Konuşmamız bittiğinde arka masadan metalik bir ses duydum. O anda garson yere düşen kaşık yerine cebindekini koyarken
- "bir dahaki mutfağa gidişimde yeni bir kaşık alacağım, böylece fazladan mutfağa gidip gelmeme gerek kalmıyor," dedi.
Etkilenmiştim; garson masadaki diğer siparişlerle ilgilenirken ben de çevremi incelemeye koyuldum. Bu sefer dikkatimi başka bir şey çekti. Garsonların tümünün fermuarlarından dışarı incecik ipler sarkıyordu. Merakıma yenik düşüp garson uzaklaşmadan sordum:
- "Özür dilerim, şuradan sallanan ip ne işinize yarıyor, söyler misiniz?"
- "Tabii ki!" Diye yanıtladı, sesini alçaltarak.
- "Herkes sizin gibi iyi bir gözlemci değil.

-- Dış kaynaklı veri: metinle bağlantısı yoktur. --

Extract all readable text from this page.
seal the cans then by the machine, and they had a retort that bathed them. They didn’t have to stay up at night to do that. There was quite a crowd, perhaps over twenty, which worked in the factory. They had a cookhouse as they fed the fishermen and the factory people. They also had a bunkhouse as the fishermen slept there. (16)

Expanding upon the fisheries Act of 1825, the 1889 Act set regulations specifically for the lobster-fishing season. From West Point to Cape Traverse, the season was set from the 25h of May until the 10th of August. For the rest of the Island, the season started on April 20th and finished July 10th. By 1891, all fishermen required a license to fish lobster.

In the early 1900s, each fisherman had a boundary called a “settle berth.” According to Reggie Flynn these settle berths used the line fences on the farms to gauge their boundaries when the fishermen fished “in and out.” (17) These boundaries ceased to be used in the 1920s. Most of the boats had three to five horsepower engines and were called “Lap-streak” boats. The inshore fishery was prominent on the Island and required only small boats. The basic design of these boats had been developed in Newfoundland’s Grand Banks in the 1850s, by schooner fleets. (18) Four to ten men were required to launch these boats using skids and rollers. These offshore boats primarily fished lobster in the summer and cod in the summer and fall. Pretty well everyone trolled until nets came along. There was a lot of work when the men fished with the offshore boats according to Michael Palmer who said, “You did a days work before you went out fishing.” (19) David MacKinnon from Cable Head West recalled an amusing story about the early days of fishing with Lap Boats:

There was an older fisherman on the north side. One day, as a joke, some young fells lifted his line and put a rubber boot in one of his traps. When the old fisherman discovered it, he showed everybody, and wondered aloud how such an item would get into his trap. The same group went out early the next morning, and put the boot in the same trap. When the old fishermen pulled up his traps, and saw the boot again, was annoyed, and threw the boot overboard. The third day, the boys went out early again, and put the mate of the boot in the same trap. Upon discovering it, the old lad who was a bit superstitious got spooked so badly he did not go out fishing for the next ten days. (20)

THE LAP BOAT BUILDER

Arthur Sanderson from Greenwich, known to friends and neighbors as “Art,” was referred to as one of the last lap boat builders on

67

Bu bahsettiğim danışmanlık firması tuvaletlerde de zaman kazanabileceğimizi keşfetti."
- "Nasıl yani?"
- "Bakin," diye devam etti,
- "ipin ucunu...şeyimize...bağladığımız zaman pisuar önünde elimizi değdirmeden dışarı çekebiliyoruz, böylece elimizi yıkamaya gerek kalmadığı için tuvalette harcadığımız sureyi %76 oranında azaltmış oluyoruz."
- "Tamam, mantıklı... ama bu ip dışarı çıkmasına yardımcı oluyor da, geriye nasıl sokuyorsunuz?"
- "şey," diye fısıldadı, sesini iyice alçaltarak,
- "Başkalarını bilmiyorum; ama ben kaşığı kullanıyorum."